– Послабления? – Отец стукнул ладонью по подлокотнику кресла. – Это было не послабление. Это был нравственный
Клем вспомнил, как некогда гордился нравственными принципами отца, и бразды решимости ослабли в его руках. Он натянул их изо всех сил.
– Ну да, к твоему счастью, нашлось немало желающих сразиться с нацистами.
– Это их нравственный выбор. Допускаю, что в той ситуации этот выбор был оправдан. Но Вьетнам? Нашему участию в этой войне нет и не может быть оправдания. Это бессмысленная бойня. Те парни, которых мы там убиваем, еще моложе тебя.
– Но они убивают других вьетнамцев. Сентиментальничай сколько угодно, но Северный Вьетнам – агрессор. Они идут на войну, чтобы убивать, – и убивают.
Отец скривился.
– С каких это пор ты заговорил как Линдон Джонсон?

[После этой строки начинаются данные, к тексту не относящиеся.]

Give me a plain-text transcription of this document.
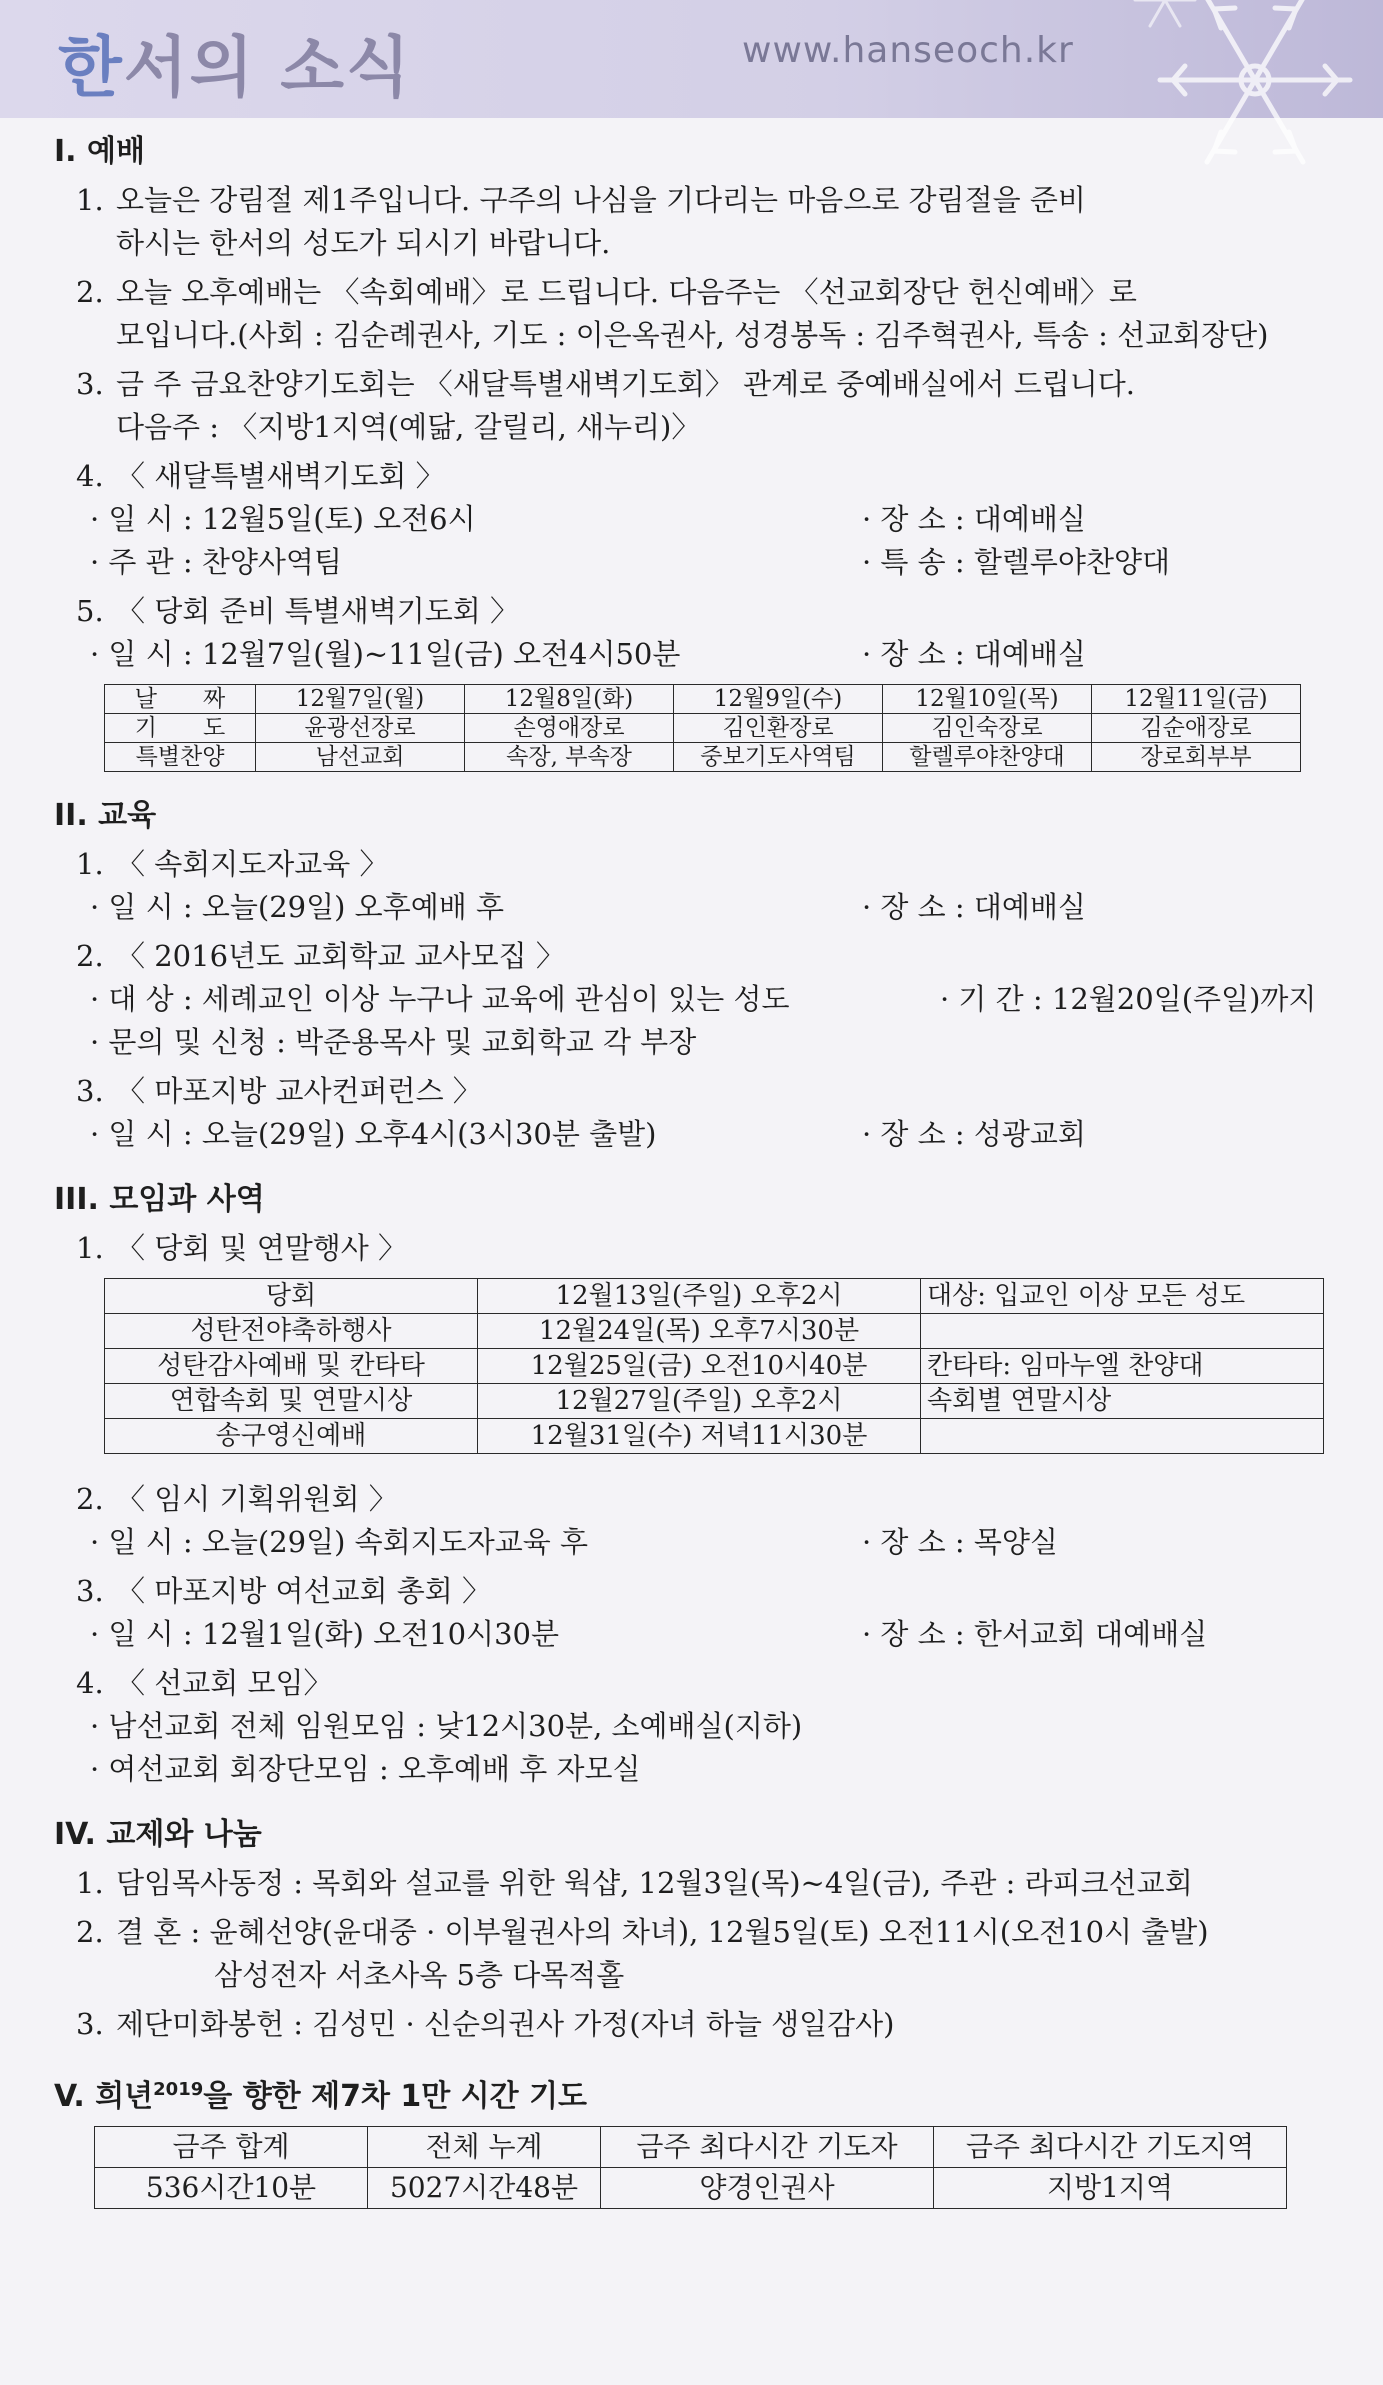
한서의 소식	www.hanseoch.kr
I. 예배
1. 오늘은 강림절 제1주입니다. 구주의 나심을 기다리는 마음으로 강림절을 준비
하시는 한서의 성도가 되시기 바랍니다.
2. 오늘 오후예배는 〈속회예배〉로 드립니다. 다음주는 〈선교회장단 헌신예배〉로
모입니다.(사회 : 김순례권사, 기도 : 이은옥권사, 성경봉독 : 김주혁권사, 특송 : 선교회장단)
3. 금 주 금요찬양기도회는 〈새달특별새벽기도회〉 관계로 중예배실에서 드립니다.
다음주 : 〈지방1지역(예닮, 갈릴리, 새누리)〉
4. 〈 새달특별새벽기도회 〉
· 일 시 : 12월5일(토) 오전6시	· 장 소 : 대예배실
· 주 관 : 찬양사역팀	· 특 송 : 할렐루야찬양대
5. 〈 당회 준비 특별새벽기도회 〉
· 일 시 : 12월7일(월)~11일(금) 오전4시50분	· 장 소 : 대예배실
날　　짜	12월7일(월)	12월8일(화)	12월9일(수)	12월10일(목)	12월11일(금)
기　　도	윤광선장로	손영애장로	김인환장로	김인숙장로	김순애장로
특별찬양	남선교회	속장, 부속장	중보기도사역팀	할렐루야찬양대	장로회부부
II. 교육
1. 〈 속회지도자교육 〉
· 일 시 : 오늘(29일) 오후예배 후	· 장 소 : 대예배실
2. 〈 2016년도 교회학교 교사모집 〉
· 대 상 : 세례교인 이상 누구나 교육에 관심이 있는 성도	· 기 간 : 12월20일(주일)까지
· 문의 및 신청 : 박준용목사 및 교회학교 각 부장
3. 〈 마포지방 교사컨퍼런스 〉
· 일 시 : 오늘(29일) 오후4시(3시30분 출발)	· 장 소 : 성광교회
III. 모임과 사역
1. 〈 당회 및 연말행사 〉
당회	12월13일(주일) 오후2시	대상: 입교인 이상 모든 성도
성탄전야축하행사	12월24일(목) 오후7시30분	
성탄감사예배 및 칸타타	12월25일(금) 오전10시40분	칸타타: 임마누엘 찬양대
연합속회 및 연말시상	12월27일(주일) 오후2시	속회별 연말시상
송구영신예배	12월31일(수) 저녁11시30분	
2. 〈 임시 기획위원회 〉
· 일 시 : 오늘(29일) 속회지도자교육 후	· 장 소 : 목양실
3. 〈 마포지방 여선교회 총회 〉
· 일 시 : 12월1일(화) 오전10시30분	· 장 소 : 한서교회 대예배실
4. 〈 선교회 모임〉
· 남선교회 전체 임원모임 : 낮12시30분, 소예배실(지하)
· 여선교회 회장단모임 : 오후예배 후 자모실
IV. 교제와 나눔
1. 담임목사동정 : 목회와 설교를 위한 웍샵, 12월3일(목)~4일(금), 주관 : 라피크선교회
2. 결 혼 : 윤혜선양(윤대중 · 이부월권사의 차녀), 12월5일(토) 오전11시(오전10시 출발)
삼성전자 서초사옥 5층 다목적홀
3. 제단미화봉헌 : 김성민 · 신순의권사 가정(자녀 하늘 생일감사)
V. 희년$^{2019}$을 향한 제7차 1만 시간 기도
금주 합계	전체 누계	금주 최다시간 기도자	금주 최다시간 기도지역
536시간10분	5027시간48분	양경인권사	지방1지역
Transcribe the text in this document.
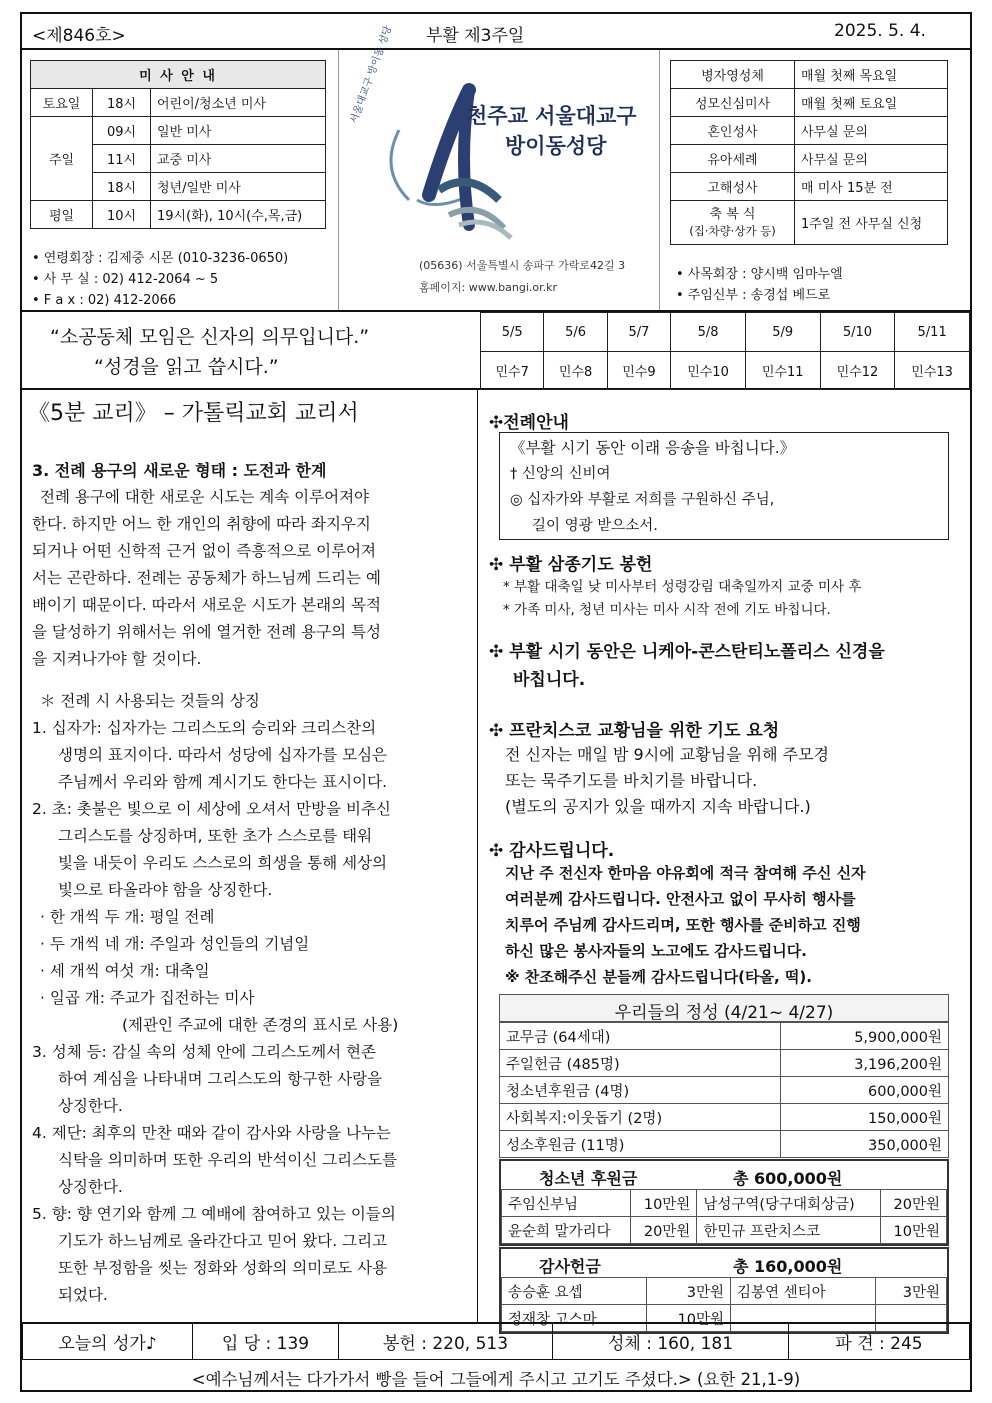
<제846호>	부활 제3주일	2025. 5. 4.
미 사 안 내		
토요일	18시	어린이/청소년 미사
주일	09시	일반 미사
	11시	교중 미사
	18시	청년/일반 미사
평일	10시	19시(화), 10시(수,목,금)
• 연령회장 : 김제중 시몬 (010-3236-0650)
• 사 무 실 : 02) 412-2064 ~ 5
• F a x : 02) 412-2066
천주교 서울대교구
방이동성당
서울대교구 방이동 성당
(05636) 서울특별시 송파구 가락로42길 3
홈페이지: www.bangi.or.kr
병자영성체	매월 첫째 목요일
성모신심미사	매월 첫째 토요일
혼인성사	사무실 문의
유아세례	사무실 문의
고해성사	매 미사 15분 전

축 복 식
(집·차량·상가 등)	1주일 전 사무실 신청
• 사목회장 : 양시백 임마누엘
• 주임신부 : 송경섭 베드로
“소공동체 모임은 신자의 의무입니다.”
“성경을 읽고 씁시다.”
5/5	5/6	5/7	5/8	5/9	5/10	5/11
민수7	민수8	민수9	민수10	민수11	민수12	민수13
《5분 교리》 – 가톨릭교회 교리서
3. 전례 용구의 새로운 형태 : 도전과 한계
전례 용구에 대한 새로운 시도는 계속 이루어져야
한다. 하지만 어느 한 개인의 취향에 따라 좌지우지
되거나 어떤 신학적 근거 없이 즉흥적으로 이루어져
서는 곤란하다. 전례는 공동체가 하느님께 드리는 예
배이기 때문이다. 따라서 새로운 시도가 본래의 목적
을 달성하기 위해서는 위에 열거한 전례 용구의 특성
을 지켜나가야 할 것이다.
＊ 전례 시 사용되는 것들의 상징
1. 십자가: 십자가는 그리스도의 승리와 크리스찬의
생명의 표지이다. 따라서 성당에 십자가를 모심은
주님께서 우리와 함께 계시기도 한다는 표시이다.
2. 초: 촛불은 빛으로 이 세상에 오셔서 만방을 비추신
그리스도를 상징하며, 또한 초가 스스로를 태워
빛을 내듯이 우리도 스스로의 희생을 통해 세상의
빛으로 타올라야 함을 상징한다.
· 한 개씩 두 개: 평일 전례
· 두 개씩 네 개: 주일과 성인들의 기념일
· 세 개씩 여섯 개: 대축일
· 일곱 개: 주교가 집전하는 미사
(제관인 주교에 대한 존경의 표시로 사용)
3. 성체 등: 감실 속의 성체 안에 그리스도께서 현존
하여 계심을 나타내며 그리스도의 항구한 사랑을
상징한다.
4. 제단: 최후의 만찬 때와 같이 감사와 사랑을 나누는
식탁을 의미하며 또한 우리의 반석이신 그리스도를
상징한다.
5. 향: 향 연기와 함께 그 예배에 참여하고 있는 이들의
기도가 하느님께로 올라간다고 믿어 왔다. 그리고
또한 부정함을 씻는 정화와 성화의 의미로도 사용
되었다.
✣전례안내
《부활 시기 동안 이래 응송을 바칩니다.》
† 신앙의 신비여
◎ 십자가와 부활로 저희를 구원하신 주님,
길이 영광 받으소서.
✣ 부활 삼종기도 봉헌
* 부활 대축일 낮 미사부터 성령강림 대축일까지 교중 미사 후
* 가족 미사, 청년 미사는 미사 시작 전에 기도 바칩니다.
✣ 부활 시기 동안은 니케아-콘스탄티노폴리스 신경을
바칩니다.
✣ 프란치스코 교황님을 위한 기도 요청
전 신자는 매일 밤 9시에 교황님을 위해 주모경
또는 묵주기도를 바치기를 바랍니다.
(별도의 공지가 있을 때까지 지속 바랍니다.)
✣ 감사드립니다.
지난 주 전신자 한마음 야유회에 적극 참여해 주신 신자
여러분께 감사드립니다. 안전사고 없이 무사히 행사를
치루어 주님께 감사드리며, 또한 행사를 준비하고 진행
하신 많은 봉사자들의 노고에도 감사드립니다.
※ 찬조해주신 분들께 감사드립니다(타올, 떡).
우리들의 정성 (4/21~ 4/27)
교무금 (64세대)	5,900,000원
주일헌금 (485명)	3,196,200원
청소년후원금 (4명)	600,000원
사회복지:이웃돕기 (2명)	150,000원
성소후원금 (11명)	350,000원
청소년 후원금	총 600,000원
주임신부님	10만원	남성구역(당구대회상금)	20만원
윤순희 말가리다	20만원	한민규 프란치스코	10만원
감사헌금	총 160,000원
송승훈 요셉	3만원	김봉연 센티아	3만원
정재창 고스마	10만원		
오늘의 성가♪	입 당 : 139	봉헌 : 220, 513	성체 : 160, 181	파 견 : 245
<예수님께서는 다가가서 빵을 들어 그들에게 주시고 고기도 주셨다.> (요한 21,1-9)
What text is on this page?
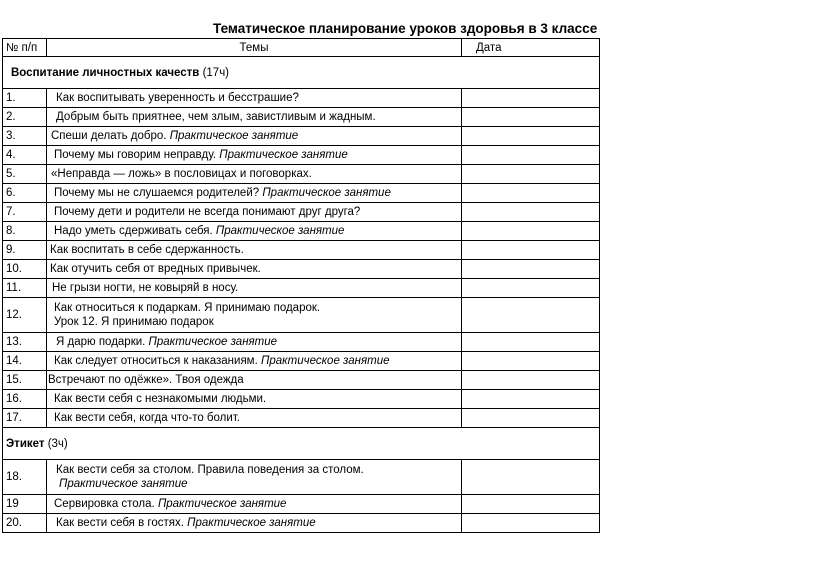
Тематическое планирование уроков здоровья в 3 классе
№ п/п	Темы	Дата
Воспитание личностных качеств (17ч)		
1.	Как воспитывать уверенность и бесстрашие?	
2.	Добрым быть приятнее, чем злым, завистливым и жадным.	
3.	Спеши делать добро. Практическое занятие	
4.	Почему мы говорим неправду. Практическое занятие	
5.	«Неправда — ложь» в пословицах и поговорках.	
6.	Почему мы не слушаемся родителей? Практическое занятие	
7.	Почему дети и родители не всегда понимают друг друга?	
8.	Надо уметь сдерживать себя. Практическое занятие	
9.	Как воспитать в себе сдержанность.	
10.	Как отучить себя от вредных привычек.	
11.	Не грызи ногти, не ковыряй в носу.	
12.	Как относиться к подаркам. Я принимаю подарок.
Урок 12. Я принимаю подарок	

13.	Я дарю подарки. Практическое занятие	
14.	Как следует относиться к наказаниям. Практическое занятие	
15.	Встречают по одёжке». Твоя одежда	
16.	Как вести себя с незнакомыми людьми.	
17.	Как вести себя, когда что-то болит.	
Этикет (3ч)		
18.	Как вести себя за столом. Правила поведения за столом.
Практическое занятие	

19	Сервировка стола. Практическое занятие	
20.	Как вести себя в гостях. Практическое занятие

– Джонсон лицемер. Одной рукой подписал Закон о гражданских правах, а другой отправлял во Вьетнам чернокожих из бедных районов. Я об этом и говорю. О лицемерии.
Отец вздохнул, будто спорить с Клемом бессмысленно.
– И тебе плевать, что чувствует твой отец. Тебе плевать, что чувствуем мы с матерью.
– С каких это пор тебя интересуют мамины чувства?
– Они меня очень интересуют.
– Чушь. Она тебе верна, а ты ее за человека не считаешь. Думаешь, я не вижу? Думаешь, Бекки не видит? Как ты холоден с мамой. Ты бы обрадовался, если бы ее не было вовсе.
Отец поморщился. Клем задел его за живое. Он ждал, что отец ответит, и тогда он его добьет, но отец молчал. Он был бессилен перед высшими доводами Клема, и тот отлично знал его тайные слабости. В тишине сквозь двери, сквозь пол бился пульс бас-гитары.
– В общем, – продолжал Клем, – ты меня уже не остановишь. Я отправил письмо.
– Все так, – ответил отец. – И по закону ты волен поступать, как считаешь нужным. Но эмоционально ты еще очень молод. Очень молод и, если можно так выразиться, очень зациклен на себе. Тебя волнует только верность принципам.
– Работа трудная, но кто-то же должен ее делать.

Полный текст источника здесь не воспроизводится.